I have demanded that I see a mental health professional as soon as possible.  I have been asking for one ever since I left the hospital.  I’ve been playing phone tag with the doctor’s office receptionist, but the wheels are in motion.  There’s the hope, I think.  I can’t do this all by myself anymore.  I am a brave warrior woman, it is true, but the brain is dark and deceptive terrain.   It’s time to get myself a guide.
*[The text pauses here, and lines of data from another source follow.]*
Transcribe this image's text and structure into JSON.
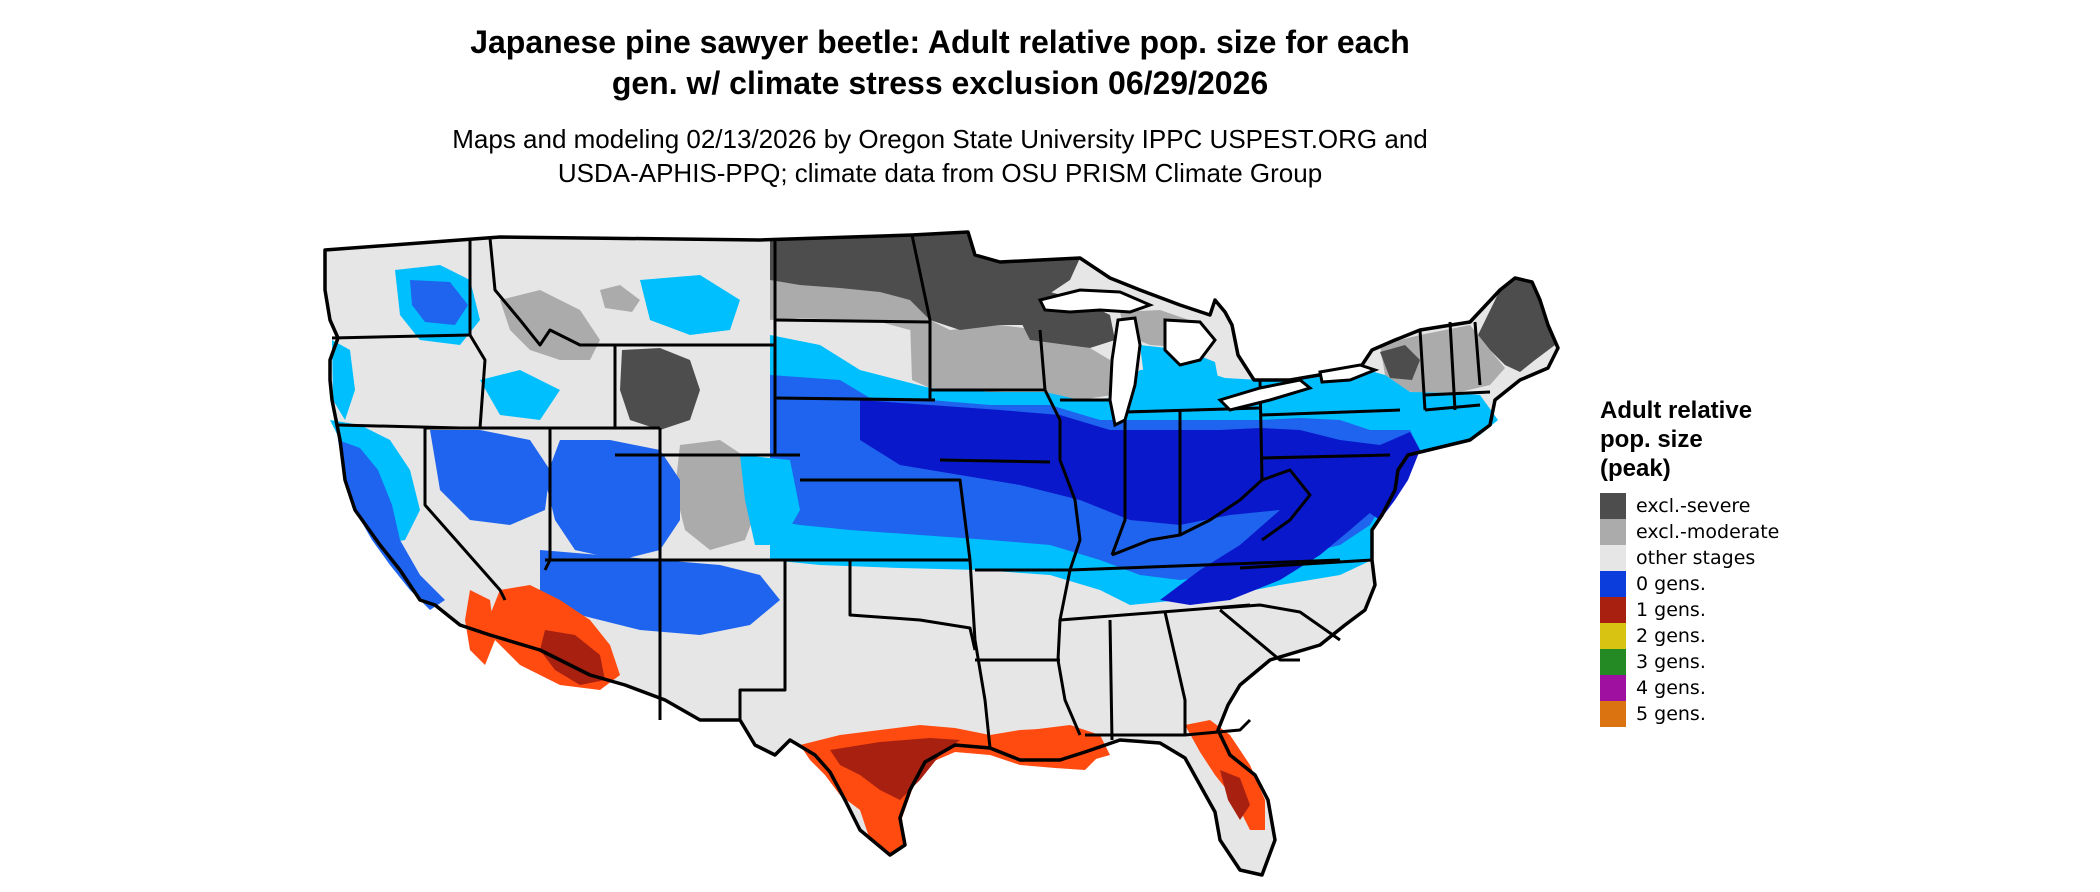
{
  "title_line1": "Japanese pine sawyer beetle: Adult relative pop. size for each",
  "title_line2": "gen. w/ climate stress exclusion 06/29/2026",
  "subtitle_line1": "Maps and modeling 02/13/2026 by Oregon State University IPPC USPEST.ORG and",
  "subtitle_line2": "USDA-APHIS-PPQ; climate data from OSU PRISM Climate Group",
  "legend": {
    "title_line1": "Adult relative",
    "title_line2": "pop. size",
    "title_line3": "(peak)",
    "items": [
      {
        "label": "excl.-severe",
        "color": "#4d4d4d"
      },
      {
        "label": "excl.-moderate",
        "color": "#ababab"
      },
      {
        "label": "other stages",
        "color": "#e6e6e6"
      },
      {
        "label": "0 gens.",
        "color": "#0a3ddb"
      },
      {
        "label": "1 gens.",
        "color": "#a8200f"
      },
      {
        "label": "2 gens.",
        "color": "#d9c312"
      },
      {
        "label": "3 gens.",
        "color": "#248a24"
      },
      {
        "label": "4 gens.",
        "color": "#a010a0"
      },
      {
        "label": "5 gens.",
        "color": "#db7410"
      }
    ]
  },
  "map_colors": {
    "other_stages": "#e6e6e6",
    "excl_moderate": "#ababab",
    "excl_severe": "#4d4d4d",
    "gen0_light": "#00bfff",
    "gen0_mid": "#1e64ee",
    "gen0_dark": "#0a18cc",
    "gen1_light": "#ff4a10",
    "gen1_dark": "#a8200f",
    "border": "#000000"
  }
}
Here’s a quick update on the physical state of your favourite lab rat:

I’ve had 15 vials of blood taken in the last week.  Blood test results look good.  White blood cell count normal after second cycle of chemo, hemoglobin a little low (but apparently that is normal for a lupie so no real concern), kidneys doing a-ok despite cocktail of daily drugs (they almost shut down two years ago, so I marvel at their steely magnificence!).  Steroid dose is still very high, but is down from 60 mg a day to 50 mg (the goal is to go down to 5 mg, I think) and moon face continues to expand.  Thrush (mouth fungus) comes and goes, but still has a grody presence.  Continued hair loss.  Analyzed my forehead and discovered there is new hair growth there, apparently another side effect of the steroids.  Sigh.  Forehead fuzz.  Great.  Found two blood clots in two veins in my left hand.  The internet says it is “lupus anticoagulant,” which isn’t too much of a big deal except that it hurts (got more blood drawn for futher investigation) but it will increase my chances of miscarriage… ya know, if the chemo doesn’t fry my ovaries first.  I’ve been put on birth control again to try to protect them.  I stopped taking it two years ago after my anaphylactic shock because I wanted to cut down on the meds in my body and for the fact that increased levels of estrogen is proven to increase lupus flares in women.  I was not happy to hear that I had to take them again, especially since I was so excited to tell her that I actually got my period after not having it for three months (most likely from not eating for two months prior to my hospital stay), but the look of concern and seriousness in Dr. H’s face swayed me in the end.  “Actually, I’d prefer that your ovaries weren’t active right now.  We need to put them to sleep.”  She was like a warrior… a warrior for my ovaries.  I like that.  It’s nice to have one.  Tomorrow I have another appointment at the “lab” where I had my chemo. I am not sure what they are going to do to me in that one – I only just gave blood again today.  My third cycle of chemo is on the 15th and then I have a follow-up appointment for my eyes to see if the vision is improving and acupuncture and hopefully future appointments with a psychologist … well, I told my mom we have too many appointments and that we need a vacation from this weird “vacation” that I’m having.  Hawaii, anyone?